Начало лета 2004 года на Кубани выдалось холодным и дождливым. Только  сейчас, в конце июня, солнце стало прогревать  тяжелую от дождей землю. Дорога,  по которой я ехал,  петляла среди налившихся хлебов.

Вот и станица Батуринская. На обочине стоит мужчина и так машет рукой, что грех  не остановиться. Да это же Иван Никитич!  Увидев меня за рулем, он расплылся в  улыбке и развёл от удовольствия руками.

- Ты куда, Никитич?

- Да вот, решил поехать в Зозову Балку, вспомнить детство. Посмотрю, может, найду что-нибудь знакомое.

 Я тут же поменял свои планы:

 - Так  я и собирался к тебе, а соседи сказали, что ты на хутор поехал.

 - А что ж не позвонил, ведь мы договаривались, что ты сначала позвонишь мне?

-Потерял я номер твой,  не помню, где его записал.

 Он уже устраивался поудобнее на переднем сиденье,  ища, куда примостить свою палку. Зажав её между колен, он протянул мне обе руки, и  глядя в глаза, с улыбкой отметил:

- А ведь ты врешь, не ко мне ты ехал. Я  дорогу вижу с того места, как  она в станицу входит, ты никуда не сворачивал, ехал себе невесть куда.

Мне пришлось признаться Никитичу, что еду в Новое Село.

- В Новое Село, так в Новое Село, - сказал он, и я понял, что Никитич сегодня будет моим попутчиком весь день. 

Ивану Никитичу повезло, я быстро справился с делами, и мы продолжили свой путь в незнакомый, но удивляющий своим названием хутор Зозова Балка. Но чем ближе мы к нему подъезжали, тем молчаливее становился разговорчивый Никитич. Он смотрел вперед, как будто чего-то ждал. Густые брови его то поднимались вверх, к низенькому лбу, то насупившись, опускались  на голубые глаза, а губы беззвучно шевелились, словно он с кем-то разговаривал.  Я не мешал ему, только думал, с живыми он беседует или с теми, кто покинул эту землю.

Вскоре мы свернули на  просёлочную дорогу, ведущую  на хутор, от которого осталось всего несколько домов. Иван Никитич попросил остановить машину  перед  саманным домом,  от которого  остались  стены да одичавшие яблони, которые разрослись  вокруг хаты,  как будто пытались закрыть развалины от людских глаз.

- Вот тут я и жил, -  выдохнул из себя Никитич. Он тяжело сел на пень недавно срубленной акации, поставил между колен свою  палку  и оперся на нее подбородком. Сорвал стебелек какой-то травы, понюхал его и еле слышно повторил:

 -Вот тут я и жил.

 - Хорошее место, - отметил я.

Он задержал на мне свой взгляд, как будто решал, рассказывать мне о своем детстве или нет. Но желание было сильным, и он поведал мне свою историю.

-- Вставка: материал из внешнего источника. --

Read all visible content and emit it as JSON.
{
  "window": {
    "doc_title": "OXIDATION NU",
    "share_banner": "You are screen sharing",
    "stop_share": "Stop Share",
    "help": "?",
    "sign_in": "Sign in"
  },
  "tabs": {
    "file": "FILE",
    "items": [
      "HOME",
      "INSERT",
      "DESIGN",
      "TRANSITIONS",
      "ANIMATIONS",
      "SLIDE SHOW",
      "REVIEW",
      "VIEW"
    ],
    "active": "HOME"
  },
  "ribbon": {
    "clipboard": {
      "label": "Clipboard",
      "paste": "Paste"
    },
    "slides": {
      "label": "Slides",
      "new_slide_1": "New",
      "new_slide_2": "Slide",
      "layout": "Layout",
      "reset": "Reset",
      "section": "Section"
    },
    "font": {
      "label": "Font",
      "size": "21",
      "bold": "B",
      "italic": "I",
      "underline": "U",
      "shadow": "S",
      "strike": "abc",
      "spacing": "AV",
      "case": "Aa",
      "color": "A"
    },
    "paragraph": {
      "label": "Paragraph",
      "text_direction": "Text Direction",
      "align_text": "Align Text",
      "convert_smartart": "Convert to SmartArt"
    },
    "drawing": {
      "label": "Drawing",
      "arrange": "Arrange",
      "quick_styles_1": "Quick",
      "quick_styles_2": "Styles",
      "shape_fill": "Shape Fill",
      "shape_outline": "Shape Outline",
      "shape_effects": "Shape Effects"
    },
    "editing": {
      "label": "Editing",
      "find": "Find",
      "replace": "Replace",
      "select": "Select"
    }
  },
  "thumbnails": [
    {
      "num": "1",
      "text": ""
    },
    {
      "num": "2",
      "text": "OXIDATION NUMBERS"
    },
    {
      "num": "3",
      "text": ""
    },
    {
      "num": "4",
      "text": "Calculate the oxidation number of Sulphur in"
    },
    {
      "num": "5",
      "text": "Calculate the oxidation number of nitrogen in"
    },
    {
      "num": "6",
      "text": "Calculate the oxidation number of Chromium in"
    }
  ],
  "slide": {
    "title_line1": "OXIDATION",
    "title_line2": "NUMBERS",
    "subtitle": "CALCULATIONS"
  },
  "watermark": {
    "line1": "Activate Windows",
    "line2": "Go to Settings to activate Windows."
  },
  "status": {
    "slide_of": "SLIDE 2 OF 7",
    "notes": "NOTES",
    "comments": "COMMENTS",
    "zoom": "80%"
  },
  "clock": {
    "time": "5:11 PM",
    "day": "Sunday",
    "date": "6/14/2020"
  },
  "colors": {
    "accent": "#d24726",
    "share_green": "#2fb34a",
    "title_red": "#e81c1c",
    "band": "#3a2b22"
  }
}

 - Родился я 10 мая 1939 года в станице Ирклиевской, - начал свой рассказ Никитич. Это недалеко отсюда, в соседнем Выселковском районе. Отца моего звали Николай, а маму Устинья.

- Никитич, как тебя понять, отца говоришь, звали Николай,  а ты Иван Никитич?

- Да, отца моего звали Николай, а маму Устинья. Не пришлось мне пожить с батей, помню его смутно, больше лицо, он в колхозе трактористом работал, помню,  как на тракторе меня катал, больше ничего. Его на фронт в сорок втором забрали. Письма писал матери  чуть ли не каждую неделю, пока в апреле 45-года не подорвался его танк на мине и не сгорел он вместе с экипажем.

Как мать похоронку получила и убивалась по нему,  помню как сейчас. Не слышал я больше с той поры от матери ни слова. Заскучала она по отцу, да так заскучала, что есть перестала. Испеку я ей, бывало, картошку в мундире, принесу в солдатской пилотке, тогда после войны все пацаны в пилотках ходили. Она глянет на меня влажными глазами и говорит:

         - Ешь, Ванечка, я сытая, ешь.

Знал я, что она голодная, но не понимал, почему она себя так изводила. Любила она папу, страшно любила! Потом ей пища уже не шла. Соседки приходили её с ложечки кормить и всё без толку, обратно назад все выходило. Когда ей становилось плохо, я подбегал к её постели и подставлял каску немецкую. Умерла мама через два месяца после похоронки,  в июле  45-го.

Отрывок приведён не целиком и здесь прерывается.